New board could sharpen focus on downtown
Nevada Appeal Staff Writer
Carson City’s new mayor and supervisor could help sharpen the city’s focus on downtown redevelopment and arts and culture projects.
Both Bob Crowell, who won the open mayor’s race Tuesday to replace retiring Mayor Marv Teixeira, and Molly Walt, who beat two-term incumbent Supervisor Richard Staub, have said attracting businesses and new housing downtown to help make it the city’s cultural center is important to economic growth.
They will join the biggest supporter of downtown on the board of supervisors, head of the Carson City Redevelopment Authority and three-term Supervisor Robin Williamson. She has promoted downtown by arranging summer events, calling for infrastructure improvements and organizing business groups to help make plans to improve tourism.

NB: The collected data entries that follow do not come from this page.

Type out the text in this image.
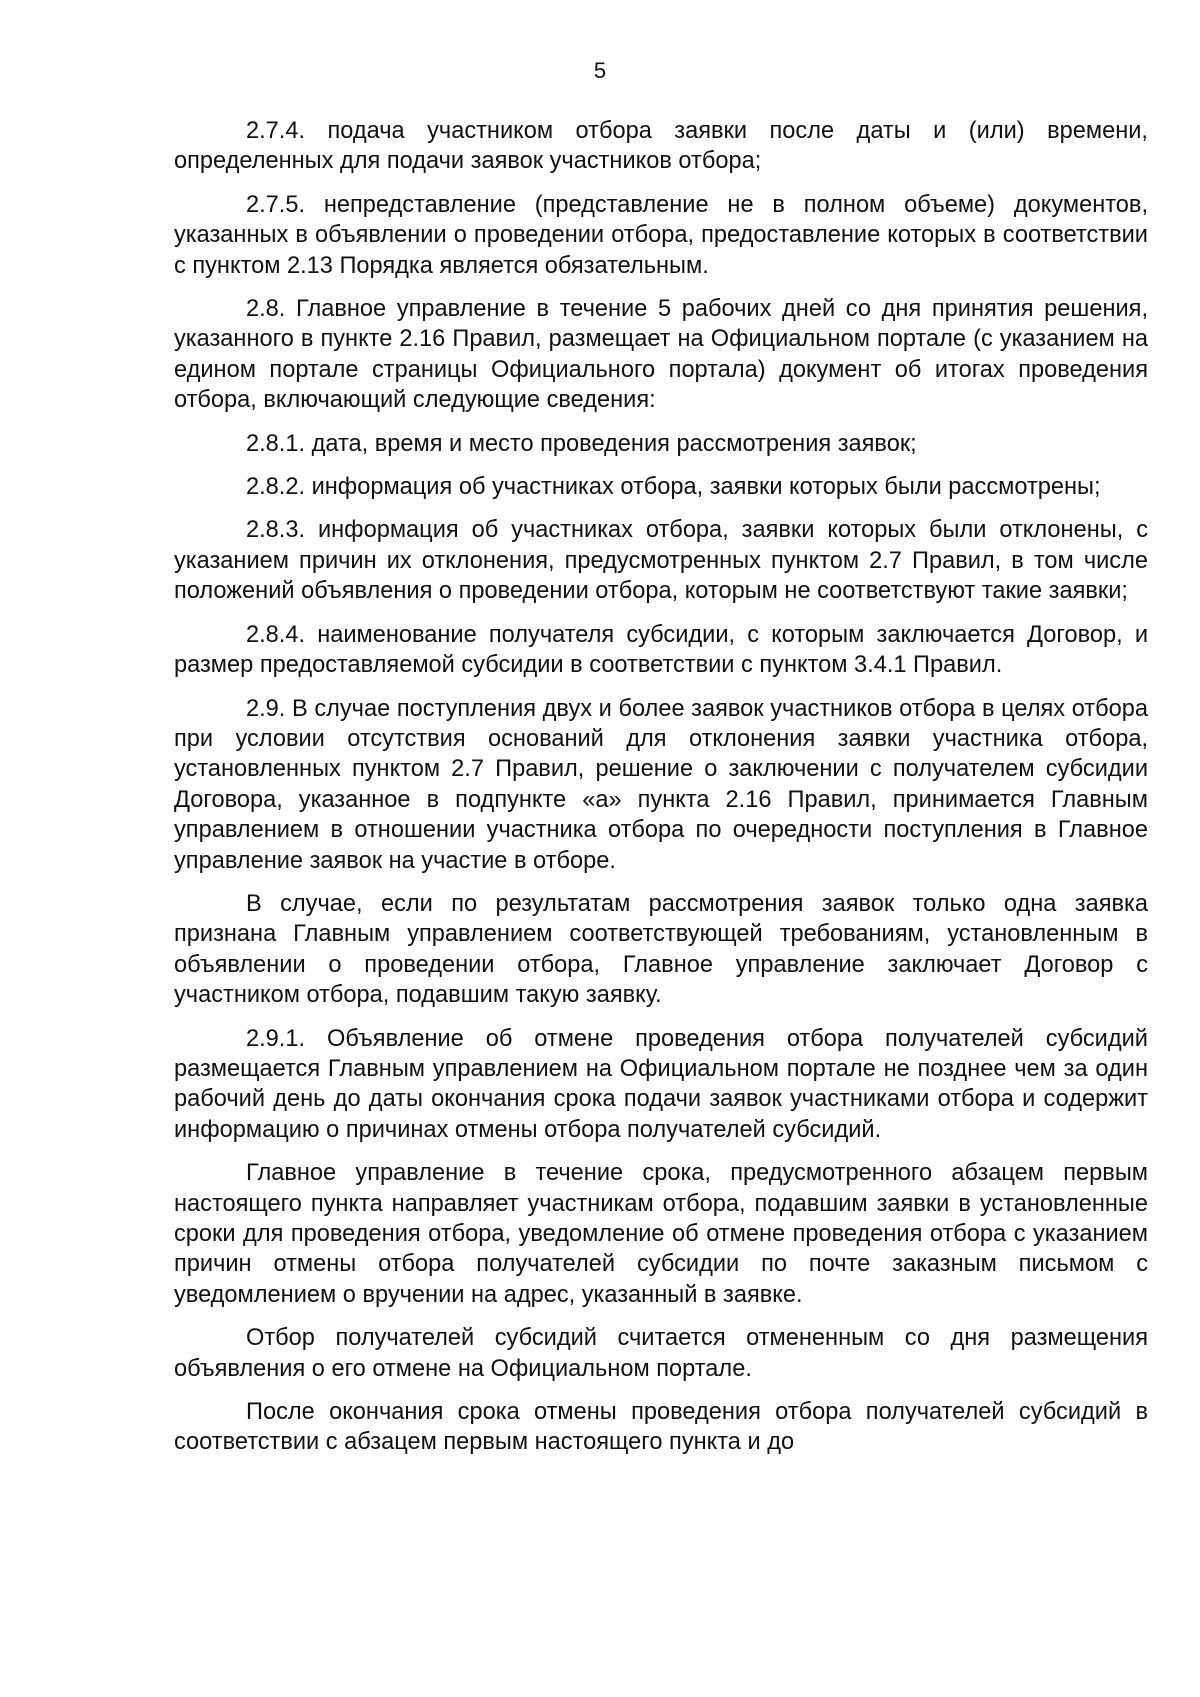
5

2.7.4. подача участником отбора заявки после даты и (или) времени, определенных для подачи заявок участников отбора;

2.7.5. непредставление (представление не в полном объеме) документов, указанных в объявлении о проведении отбора, предоставление которых в соответствии с пунктом 2.13 Порядка является обязательным.

2.8. Главное управление в течение 5 рабочих дней со дня принятия решения, указанного в пункте 2.16 Правил, размещает на Официальном портале (с указанием на едином портале страницы Официального портала) документ об итогах проведения отбора, включающий следующие сведения:

2.8.1. дата, время и место проведения рассмотрения заявок;

2.8.2. информация об участниках отбора, заявки которых были рассмотрены;

2.8.3. информация об участниках отбора, заявки которых были отклонены, с указанием причин их отклонения, предусмотренных пунктом 2.7 Правил, в том числе положений объявления о проведении отбора, которым не соответствуют такие заявки;

2.8.4. наименование получателя субсидии, с которым заключается Договор, и размер предоставляемой субсидии в соответствии с пунктом 3.4.1 Правил.

2.9. В случае поступления двух и более заявок участников отбора в целях отбора при условии отсутствия оснований для отклонения заявки участника отбора, установленных пунктом 2.7 Правил, решение о заключении с получателем субсидии Договора, указанное в подпункте «а» пункта 2.16 Правил, принимается Главным управлением в отношении участника отбора по очередности поступления в Главное управление заявок на участие в отборе.

В случае, если по результатам рассмотрения заявок только одна заявка признана Главным управлением соответствующей требованиям, установленным в объявлении о проведении отбора, Главное управление заключает Договор с участником отбора, подавшим такую заявку.

2.9.1. Объявление об отмене проведения отбора получателей субсидий размещается Главным управлением на Официальном портале не позднее чем за один рабочий день до даты окончания срока подачи заявок участниками отбора и содержит информацию о причинах отмены отбора получателей субсидий.

Главное управление в течение срока, предусмотренного абзацем первым настоящего пункта направляет участникам отбора, подавшим заявки в установленные сроки для проведения отбора, уведомление об отмене проведения отбора с указанием причин отмены отбора получателей субсидии по почте заказным письмом с уведомлением о вручении на адрес, указанный в заявке.

Отбор получателей субсидий считается отмененным со дня размещения объявления о его отмене на Официальном портале.

После окончания срока отмены проведения отбора получателей субсидий в соответствии с абзацем первым настоящего пункта и до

Crowell said he can understand why people would ask why he would want to focus on one part of the city, but growth in the downtown will help everyone. Finishing the bypass to Fairview Drive next year will help by taking some traffic off downtown streets, he said, so the city can make downtown more attractive to visitors, even possibly taking Carson Street from four to two lanes.
The city needs to think about families, teens and children more, Walt said, and downtown projects like a proposed seasonal ice rink would be good for businesses by attracting visitors as well as those people who often have to leave town for something to do.
Downtown also needs more activities like its summer concerts, she said, and supervisors can further help the effort by helping arts programs work together.
“Arts and culture is near and dear to my heart,” she said.
Both said they’d also like to see more sporting events because those are popular with families and can bring in tourist spending, adding to an active parks department program recruiting sports tournaments.
Three-term Supervisor Pete Livermore said he can see the “dynamic” changing on the five-member board of supervisors and looks forward to talking with new members about his passions for the city, including parks, arts and culture.
He said he’s been through transitions before and they don’t cause problems. He said he does think the board under Crowell might give a new direction.
“Let’s hope for that,” he said “That’s why people elected him.”
Besides being head of a board that will be more willing to spend money on downtown redevelopment, Crowell will also likely be a different personality as Carson City’s top representative.
Teixeira, a former salesman, often jokes and swears at meetings where he makes his opinions clear. Crowell, an attorney, is more quiet and deliberate.
“I am who I am,” Crowell said. “I learned early on in life if you try to be something you’re not, it doesn’t work out too well.”